Solve the ODE by integrating factor.
$U = \frac{1}{e^{\kappa k^2 t}} \int^t_0 e^{\kappa k^2 t'} \mathcal{F} \{ S(x,t) \} dt'$
$U = \int^t_0 e^{-\kappa k^2 (t - t')} \mathcal{F} \{ S(x,t) \} dt'$

Find inverse transform of $U$.
$u = \frac{1}{\sqrt{2\pi}} \int^\infty_{-\infty} \int^t_0 e^{-\kappa k^2 (t - t')} \mathcal{F} \{ S(x,t) \} dt' e^{-ikx} dk$
$u = \frac{1}{\sqrt{2\pi}} \int^t_0 \int^\infty_{-\infty} e^{-\kappa k^2 (t - t')} \mathcal{F} \{ S(x,t) \} e^{-ikx} dk dt'$

Have I got above correct?
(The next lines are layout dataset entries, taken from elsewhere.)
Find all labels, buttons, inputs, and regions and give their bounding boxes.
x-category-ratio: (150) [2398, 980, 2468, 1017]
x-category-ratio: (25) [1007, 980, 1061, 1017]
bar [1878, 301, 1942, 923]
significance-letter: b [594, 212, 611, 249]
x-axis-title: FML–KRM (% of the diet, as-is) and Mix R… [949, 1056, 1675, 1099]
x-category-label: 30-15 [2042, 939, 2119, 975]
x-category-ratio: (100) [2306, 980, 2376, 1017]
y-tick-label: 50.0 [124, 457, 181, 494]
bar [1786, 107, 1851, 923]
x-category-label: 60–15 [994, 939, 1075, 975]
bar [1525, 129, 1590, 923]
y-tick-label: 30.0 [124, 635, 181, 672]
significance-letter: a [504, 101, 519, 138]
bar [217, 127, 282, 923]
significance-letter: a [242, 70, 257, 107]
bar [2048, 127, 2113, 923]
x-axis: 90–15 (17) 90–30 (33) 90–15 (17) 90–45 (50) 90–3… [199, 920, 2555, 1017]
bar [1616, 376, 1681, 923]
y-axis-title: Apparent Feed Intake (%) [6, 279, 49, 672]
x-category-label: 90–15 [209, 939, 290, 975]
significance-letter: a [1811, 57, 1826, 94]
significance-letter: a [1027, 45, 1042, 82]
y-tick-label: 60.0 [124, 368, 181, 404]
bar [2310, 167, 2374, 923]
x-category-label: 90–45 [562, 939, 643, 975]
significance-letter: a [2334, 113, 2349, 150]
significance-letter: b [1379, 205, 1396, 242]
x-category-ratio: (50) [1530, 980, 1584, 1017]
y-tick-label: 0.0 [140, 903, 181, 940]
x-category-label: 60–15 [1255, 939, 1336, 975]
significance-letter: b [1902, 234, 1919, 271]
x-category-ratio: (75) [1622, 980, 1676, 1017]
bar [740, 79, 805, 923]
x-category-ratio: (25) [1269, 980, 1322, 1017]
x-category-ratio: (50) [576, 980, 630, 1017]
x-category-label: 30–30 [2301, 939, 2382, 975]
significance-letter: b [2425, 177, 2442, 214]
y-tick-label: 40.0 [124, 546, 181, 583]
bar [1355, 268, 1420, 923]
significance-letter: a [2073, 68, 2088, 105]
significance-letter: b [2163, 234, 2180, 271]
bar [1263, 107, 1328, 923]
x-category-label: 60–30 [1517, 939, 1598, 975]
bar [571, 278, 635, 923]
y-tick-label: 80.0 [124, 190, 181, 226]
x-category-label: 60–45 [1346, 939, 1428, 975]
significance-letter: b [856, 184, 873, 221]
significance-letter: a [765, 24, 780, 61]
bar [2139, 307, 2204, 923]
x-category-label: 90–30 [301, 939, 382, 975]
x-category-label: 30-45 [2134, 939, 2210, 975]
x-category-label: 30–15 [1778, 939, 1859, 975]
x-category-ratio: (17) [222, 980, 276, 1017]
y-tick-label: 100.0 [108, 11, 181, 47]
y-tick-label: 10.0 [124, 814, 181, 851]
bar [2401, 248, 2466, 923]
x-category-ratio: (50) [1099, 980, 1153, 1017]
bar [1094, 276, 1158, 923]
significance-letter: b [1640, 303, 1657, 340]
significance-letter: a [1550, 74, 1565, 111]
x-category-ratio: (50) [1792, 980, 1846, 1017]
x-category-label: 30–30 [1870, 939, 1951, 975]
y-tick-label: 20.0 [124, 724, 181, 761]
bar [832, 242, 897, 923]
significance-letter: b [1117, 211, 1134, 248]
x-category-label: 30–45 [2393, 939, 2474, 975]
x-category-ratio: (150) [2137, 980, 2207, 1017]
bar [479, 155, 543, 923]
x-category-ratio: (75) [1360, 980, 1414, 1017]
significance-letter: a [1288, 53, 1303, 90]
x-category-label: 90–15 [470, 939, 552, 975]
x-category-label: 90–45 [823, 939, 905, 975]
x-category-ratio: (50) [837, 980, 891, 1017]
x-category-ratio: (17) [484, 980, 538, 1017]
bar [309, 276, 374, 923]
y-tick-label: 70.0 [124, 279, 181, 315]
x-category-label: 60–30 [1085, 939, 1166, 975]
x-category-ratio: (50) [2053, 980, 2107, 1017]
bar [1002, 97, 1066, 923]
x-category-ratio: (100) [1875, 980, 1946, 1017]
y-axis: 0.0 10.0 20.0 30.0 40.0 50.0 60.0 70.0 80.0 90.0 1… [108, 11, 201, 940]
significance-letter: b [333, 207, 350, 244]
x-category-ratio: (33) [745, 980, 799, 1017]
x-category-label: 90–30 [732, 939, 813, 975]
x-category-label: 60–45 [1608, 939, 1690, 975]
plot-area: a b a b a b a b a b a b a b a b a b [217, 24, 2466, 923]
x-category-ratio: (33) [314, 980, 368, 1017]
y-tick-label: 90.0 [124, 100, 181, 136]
Why should I use definite integral $\int^t_0$ instead of indefinite integral $\int$ for solving $U$? What should I do next? (I know I am using $k$ instead of $x'$ in the given solution but I don't see how this is even close to the solution).

Should I expand $\mathcal{F} \{ S(x,t) \}$ like below?
$u = \frac{1}{\sqrt{2\pi}} \int^t_0 \int^\infty_{-\infty} e^{-\kappa k^2 (t - t')} \int^\infty_{-\infty} S(x,t) e^{ikx} dx e^{-ikx} dk dt'$
• Oct 14th 2011, 02:08 PM
Jose27
Re: Fourier transform to solve inhomogeneous PDE
I think it would be easier if you used Duhamel's principle. Assuming you know how to solve the homogenous case.
• Oct 16th 2011, 05:01 AM
math2011
Re: Fourier transform to solve inhomogeneous PDE
Quote:

Originally Posted by Jose27
I think it would be easier if you used Duhamel's principle. Assuming you know how to solve the homogenous case.

Thank you. But I have not studied Duhamel's principle before and it is not in my lecture notes. There must be another way to solve the problem.